Wie werden Angst und Hoffnung
miteinander ringen in den jungen Köpfen!

Verdorrt sind die Knospen des Schneeballstrauchs.
Mutter, wen haben wir nur angebetet?
Wie viele Kinder wird er dir noch nehmen,
dieser Krieg, der nicht der deine ist?

Erwachsen geworden sind deine Kinder.
In allen Farben leuchteten einst ihre Träume.
Und doch haben sie die Hände der Lüge geküsst
und ihre Tage für ruhige Nächte geopfert.

Verdorrt sind die Knospen …

Wie schön war unser Leben einst,
ohne Schweiß und ohne Tränen!
Und doch war es ein Leben ohne Sinn und Ziel –
wie konnten wir so leben, Mutter?

// Verdorrt sind die Knospen des Schneeballstrauchs.
Mutter, wir haben die Falschen angebetet!
Wie viele Kinder wird er dir noch nehmen,
dieser Krieg, der nicht der deine ist? //

Океан Ельзи (Okean Elzy): Не твоя війна (Ne twoja wijna) aus: Без меж (Bez mezh / Ohne Grenzen, Grenzenlos; 2016)

Videoclip (erschienen 26. April 2015):

Doppelte Trauer von „Mutter Ukraine“

Der Song Не твоя війна (Ne twoja wijna / Nicht dein Krieg) ist kurz nach der Krim-Annexion und den von Russland geschürten Kämpfen im Donbas entstanden.

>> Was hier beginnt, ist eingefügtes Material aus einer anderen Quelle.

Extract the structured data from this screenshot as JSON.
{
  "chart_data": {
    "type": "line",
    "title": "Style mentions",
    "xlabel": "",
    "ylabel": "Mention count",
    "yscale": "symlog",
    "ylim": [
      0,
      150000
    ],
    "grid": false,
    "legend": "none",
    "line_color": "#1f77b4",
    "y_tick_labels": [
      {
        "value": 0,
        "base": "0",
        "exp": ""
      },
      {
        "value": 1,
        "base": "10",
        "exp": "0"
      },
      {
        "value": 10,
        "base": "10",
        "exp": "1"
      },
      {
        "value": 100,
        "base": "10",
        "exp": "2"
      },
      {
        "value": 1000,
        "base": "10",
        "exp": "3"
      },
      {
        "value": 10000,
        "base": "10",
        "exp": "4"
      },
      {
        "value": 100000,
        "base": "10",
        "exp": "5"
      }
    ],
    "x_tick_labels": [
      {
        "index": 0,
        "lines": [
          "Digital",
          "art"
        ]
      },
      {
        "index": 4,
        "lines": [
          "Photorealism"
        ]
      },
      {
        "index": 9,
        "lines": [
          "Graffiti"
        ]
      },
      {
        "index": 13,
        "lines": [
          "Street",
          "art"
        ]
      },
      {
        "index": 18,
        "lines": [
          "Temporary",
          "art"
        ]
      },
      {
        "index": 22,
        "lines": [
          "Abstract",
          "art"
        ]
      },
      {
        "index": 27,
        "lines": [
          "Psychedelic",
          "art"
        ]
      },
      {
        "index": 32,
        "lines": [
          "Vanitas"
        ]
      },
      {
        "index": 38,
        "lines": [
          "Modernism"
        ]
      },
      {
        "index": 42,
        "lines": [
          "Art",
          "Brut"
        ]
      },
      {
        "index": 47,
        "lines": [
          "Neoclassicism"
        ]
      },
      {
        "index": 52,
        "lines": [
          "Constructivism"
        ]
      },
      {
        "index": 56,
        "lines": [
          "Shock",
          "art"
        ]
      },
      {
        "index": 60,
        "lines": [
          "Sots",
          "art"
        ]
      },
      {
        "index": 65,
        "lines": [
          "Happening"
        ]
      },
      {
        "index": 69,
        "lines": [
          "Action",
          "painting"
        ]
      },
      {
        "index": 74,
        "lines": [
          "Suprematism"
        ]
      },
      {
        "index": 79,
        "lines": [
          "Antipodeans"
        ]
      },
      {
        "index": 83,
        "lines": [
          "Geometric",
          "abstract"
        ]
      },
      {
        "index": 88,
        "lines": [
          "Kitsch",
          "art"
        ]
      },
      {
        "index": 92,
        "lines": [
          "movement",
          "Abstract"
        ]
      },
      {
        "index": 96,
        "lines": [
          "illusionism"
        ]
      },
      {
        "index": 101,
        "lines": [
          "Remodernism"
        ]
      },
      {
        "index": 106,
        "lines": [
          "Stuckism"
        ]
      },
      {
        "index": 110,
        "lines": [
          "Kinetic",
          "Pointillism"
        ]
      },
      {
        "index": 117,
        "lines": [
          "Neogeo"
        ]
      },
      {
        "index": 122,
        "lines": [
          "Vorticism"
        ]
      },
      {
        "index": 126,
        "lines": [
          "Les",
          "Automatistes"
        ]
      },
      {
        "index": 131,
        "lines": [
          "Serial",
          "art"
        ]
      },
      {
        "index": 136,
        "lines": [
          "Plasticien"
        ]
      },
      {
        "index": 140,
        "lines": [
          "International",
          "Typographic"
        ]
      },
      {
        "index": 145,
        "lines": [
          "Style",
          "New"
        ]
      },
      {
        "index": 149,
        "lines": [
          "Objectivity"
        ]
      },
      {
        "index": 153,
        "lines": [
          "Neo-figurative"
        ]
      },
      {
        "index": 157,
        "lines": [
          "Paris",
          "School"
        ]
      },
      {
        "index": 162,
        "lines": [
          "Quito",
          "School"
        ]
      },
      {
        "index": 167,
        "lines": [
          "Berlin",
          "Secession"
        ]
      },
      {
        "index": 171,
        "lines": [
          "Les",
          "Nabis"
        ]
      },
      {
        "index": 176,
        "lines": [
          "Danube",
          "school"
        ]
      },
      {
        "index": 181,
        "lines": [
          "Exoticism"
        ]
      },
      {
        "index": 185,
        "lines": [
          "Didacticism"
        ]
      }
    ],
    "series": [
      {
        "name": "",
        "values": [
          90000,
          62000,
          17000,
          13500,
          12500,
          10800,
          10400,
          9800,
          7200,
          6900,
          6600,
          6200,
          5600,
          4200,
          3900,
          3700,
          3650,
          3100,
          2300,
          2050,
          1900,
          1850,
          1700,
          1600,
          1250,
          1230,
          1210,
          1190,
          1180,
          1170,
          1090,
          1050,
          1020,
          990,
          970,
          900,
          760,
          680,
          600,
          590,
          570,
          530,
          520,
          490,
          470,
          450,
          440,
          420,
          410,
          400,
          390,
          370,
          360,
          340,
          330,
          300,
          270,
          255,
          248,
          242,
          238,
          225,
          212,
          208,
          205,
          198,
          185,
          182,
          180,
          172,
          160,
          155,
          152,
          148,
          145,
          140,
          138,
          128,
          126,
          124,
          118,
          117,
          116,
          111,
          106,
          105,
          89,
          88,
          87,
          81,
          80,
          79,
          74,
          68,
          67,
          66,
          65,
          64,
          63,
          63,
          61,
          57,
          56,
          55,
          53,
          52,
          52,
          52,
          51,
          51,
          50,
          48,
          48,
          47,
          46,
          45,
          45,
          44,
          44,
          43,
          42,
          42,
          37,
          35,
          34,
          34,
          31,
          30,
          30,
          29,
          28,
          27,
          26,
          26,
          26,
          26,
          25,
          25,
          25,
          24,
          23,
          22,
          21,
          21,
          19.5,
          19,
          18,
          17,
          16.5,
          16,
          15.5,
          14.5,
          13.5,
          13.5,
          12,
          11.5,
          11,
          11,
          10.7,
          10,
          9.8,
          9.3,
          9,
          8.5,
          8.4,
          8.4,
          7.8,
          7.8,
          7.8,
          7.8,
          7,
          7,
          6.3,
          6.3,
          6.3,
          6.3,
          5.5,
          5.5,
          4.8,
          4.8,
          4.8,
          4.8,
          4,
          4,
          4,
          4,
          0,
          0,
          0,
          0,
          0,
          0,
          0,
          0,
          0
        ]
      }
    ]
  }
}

Er thematisiert die Trauer von „Mutter Ukraine“, die gegen ihren Willen in einen Krieg gezwungen worden ist, der sie ihrer Zukunft beraubt und ihre Kinder verschlingt.

Der Song wirft eben diesen Kindern aber auch eine gewisse Sorglosigkeit vor. Zwar – so lässt sich der Text verstehen – tragen sie keine Schuld an dem Krieg, haben ihn aber doch mit ermöglicht, indem sie die Augen vor der Gefahr verschlossen haben. Anstatt sich dieser zu stellen, hätten sie in den Tag hineingelebt und in diesem Sinne „der Lüge die Hände geküsst“ und „die Falschen angebetet“. Die Formel „Nicht dein Krieg“ bezeichnet daher auch die Weigerung, sich aktiv am Kampf gegen die Bedrohung der Freiheit – von innen wie von außen – zu beteiligen.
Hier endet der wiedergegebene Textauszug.